Leitfragen der Teilprojekte aus der Sicht ›Journal versus Buch‹:

TP 1:

  • Wie lässt sich die Übergängigkeit von Buchpublikationen in Fortsetzungen bzw. Journaltexten in Jahrgangsbände beschreiben und konzeptualisieren?
  • Wie lassen sich solche Medienformatwechsel in Textstrukturen nachweisen?

TP 2:

  • Wie reflektieren Journale materialiter ihre Journalförmigkeit als Spielraum ›chronopoetischer‹ Gestaltung?
  • Wie verhalten sich Zeitblätter hinsichtlich ihrer journalistischen Darstellungsformen und Modi ihrer Archivierung zur Buchförmigkeit?

TP 3:

  • Wie bringen sich Journal- und Buchförmigkeit als konkurrierende Marktfaktoren optisch zur Geltung? Welchen (auch marktbezogenen) Stellenwert haben Übergangs- und Mischformen?
  • Welche Publika werden durch die materiale Gestaltung des jeweiligen medialen, generischen, speziellen Formats explizit oder implizit adressiert?
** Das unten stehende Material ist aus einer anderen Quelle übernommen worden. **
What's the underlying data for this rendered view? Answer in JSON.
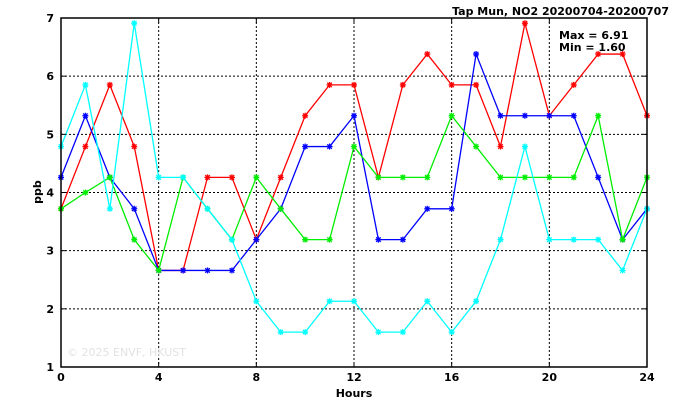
{
  "chart_data": {
    "type": "line",
    "title": "Tap Mun, NO2 20200704-20200707",
    "xlabel": "Hours",
    "ylabel": "ppb",
    "xlim": [
      0,
      24
    ],
    "ylim": [
      1,
      7
    ],
    "x_ticks": [
      0,
      4,
      8,
      12,
      16,
      20,
      24
    ],
    "y_ticks": [
      1,
      2,
      3,
      4,
      5,
      6,
      7
    ],
    "grid": true,
    "stats": {
      "max": "Max = 6.91",
      "min": "Min = 1.60"
    },
    "watermark": "© 2025 ENVF, HKUST",
    "x": [
      0,
      1,
      2,
      3,
      4,
      5,
      6,
      7,
      8,
      9,
      10,
      11,
      12,
      13,
      14,
      15,
      16,
      17,
      18,
      19,
      20,
      21,
      22,
      23,
      24
    ],
    "series": [
      {
        "color": "#ff0000",
        "values": [
          3.72,
          4.79,
          5.85,
          4.79,
          2.66,
          2.66,
          4.26,
          4.26,
          3.19,
          4.26,
          5.32,
          5.85,
          5.85,
          4.26,
          5.85,
          6.38,
          5.85,
          5.85,
          4.79,
          6.91,
          5.32,
          5.85,
          6.38,
          6.38,
          5.32
        ]
      },
      {
        "color": "#0000ff",
        "values": [
          4.26,
          5.32,
          4.26,
          3.72,
          2.66,
          2.66,
          2.66,
          2.66,
          3.19,
          3.72,
          4.79,
          4.79,
          5.32,
          3.19,
          3.19,
          3.72,
          3.72,
          6.38,
          5.32,
          5.32,
          5.32,
          5.32,
          4.26,
          3.19,
          3.72
        ]
      },
      {
        "color": "#00ee00",
        "values": [
          3.72,
          4.0,
          4.26,
          3.19,
          2.66,
          4.26,
          3.72,
          3.19,
          4.26,
          3.72,
          3.19,
          3.19,
          4.79,
          4.26,
          4.26,
          4.26,
          5.32,
          4.79,
          4.26,
          4.26,
          4.26,
          4.26,
          5.32,
          3.19,
          4.26
        ]
      },
      {
        "color": "#00ffff",
        "values": [
          4.79,
          5.85,
          3.72,
          6.91,
          4.26,
          4.26,
          3.72,
          3.19,
          2.13,
          1.6,
          1.6,
          2.13,
          2.13,
          1.6,
          1.6,
          2.13,
          1.6,
          2.13,
          3.19,
          4.79,
          3.19,
          3.19,
          3.19,
          2.66,
          3.72
        ]
      }
    ]
  }
}
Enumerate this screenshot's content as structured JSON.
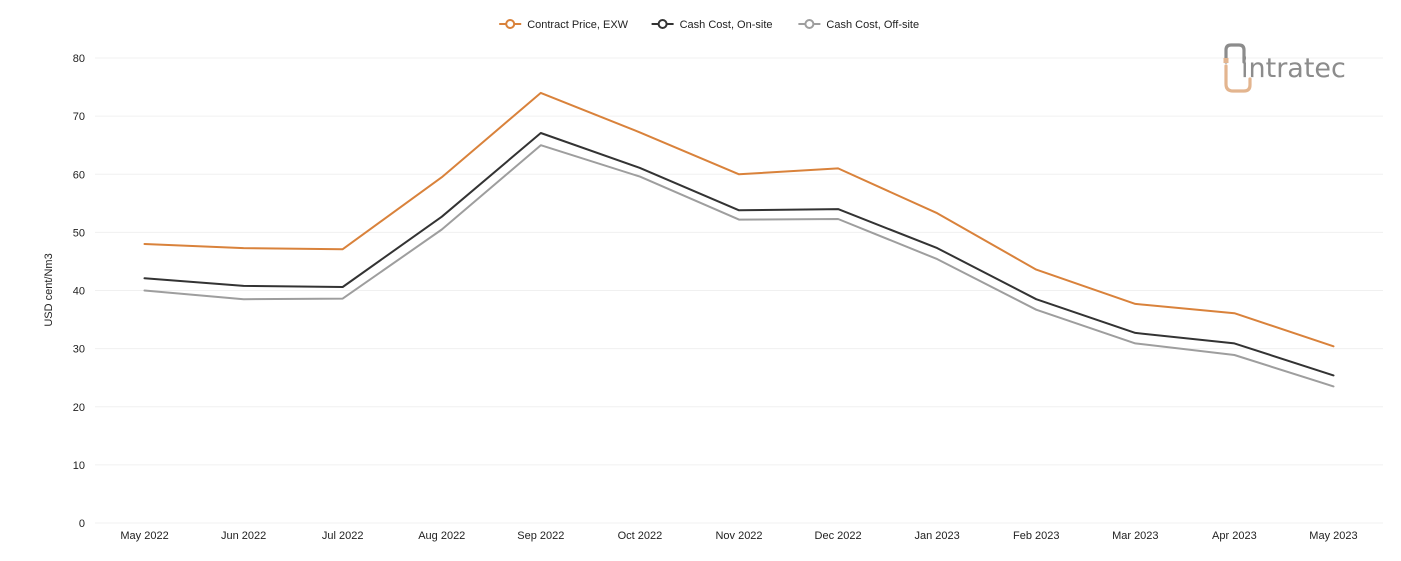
{
  "brand": {
    "logo_text": "intratec",
    "logo_color": "#8c8c8c",
    "logo_accent_color": "#e3b58f"
  },
  "chart_data": {
    "type": "line",
    "title": "",
    "xlabel": "",
    "ylabel": "USD cent/Nm3",
    "categories": [
      "May 2022",
      "Jun 2022",
      "Jul 2022",
      "Aug 2022",
      "Sep 2022",
      "Oct 2022",
      "Nov 2022",
      "Dec 2022",
      "Jan 2023",
      "Feb 2023",
      "Mar 2023",
      "Apr 2023",
      "May 2023"
    ],
    "ylim": [
      0,
      80
    ],
    "yticks": [
      0,
      10,
      20,
      30,
      40,
      50,
      60,
      70,
      80
    ],
    "grid": "horizontal",
    "legend_position": "top-center",
    "series": [
      {
        "name": "Contract Price, EXW",
        "color": "#d9823b",
        "values": [
          48.0,
          47.3,
          47.1,
          59.5,
          74.0,
          67.2,
          60.0,
          61.0,
          53.3,
          43.6,
          37.7,
          36.1,
          30.4
        ]
      },
      {
        "name": "Cash Cost, On-site",
        "color": "#333333",
        "values": [
          42.1,
          40.8,
          40.6,
          52.7,
          67.1,
          61.1,
          53.8,
          54.0,
          47.3,
          38.5,
          32.7,
          30.9,
          25.4
        ]
      },
      {
        "name": "Cash Cost, Off-site",
        "color": "#9e9e9e",
        "values": [
          40.0,
          38.5,
          38.6,
          50.5,
          65.0,
          59.6,
          52.2,
          52.3,
          45.4,
          36.7,
          30.9,
          28.9,
          23.5
        ]
      }
    ]
  }
}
Inwiefern sind Hinweise auf formatübergreifende Rezeptionen, etwa durch Zitation oder Werbung, zu beobachten?

TP 4:

  • Illustrierte Bücher der 1830er/40er erscheinen journalähnlich, nämlich unangenehm interrupt als Lieferungswerke — inwieweit werden Illustrationsimporte aus diesen gebrochenen Texten ins Journal dazu genutzt, um dort mit medienformatspezifischen Mitteln Kohärenz zu erzeugen?
  • Welche gemeinsamen, welche divergierenden Illustrationsstrategien lassen sich in Büchern und Journalen beobachten?

TP 5: 

  • Welche fotografiespezifischen Erscheinungsformen lassen sich in der Journalliteratur finden, die im Kontrast zu Fotobüchern und Fotografien in Büchern stehen?
  • Welche Formen serialisierter Fotografie streben in Richtung der stärker geschlossenen Form des Buchs?
  • Wie werden unterschiedliche Medien innerhalb des Mediums Journal im Vergleich zum Medium Buch konstelliert?

TP 6:

  • Findet die Bildergeschichte ihre erste mediale ›Heimat‹ in satirischen Journalen wie den Fliegenden Blättern oder dem Kikeriki, erscheinen doch zum Teil auch parallel eigenständige Buchpublikationen und Nachdrucke in Buchform, die nicht nur die Frage aufwerfen, wie sich der jeweilige Zuschnitt der Medien auf die Einrichtung der reproduzierten Bildergeschichten und Comics auswirkt, sondern auch und besonders, ob diese Wirkungen auf das Ausgangsmedium zurückwirken und so Transformationen etwa der visuellen Gestaltung auslösen.
  • In satirischen Zeitschriften werden seit dem letzten Drittel des 19. Jahrhunderts das Buch als Lektüregegenstand und die damit einhergehenden Lektürepraktiken vermehrt thematisiert und nicht selten visuell dargestellt. Es drängt sich die Frage auf, ob und wie sich die Zeitschriften vom Buch abgrenzen, z. B. indem sie medienspezifische Praktiken lancieren.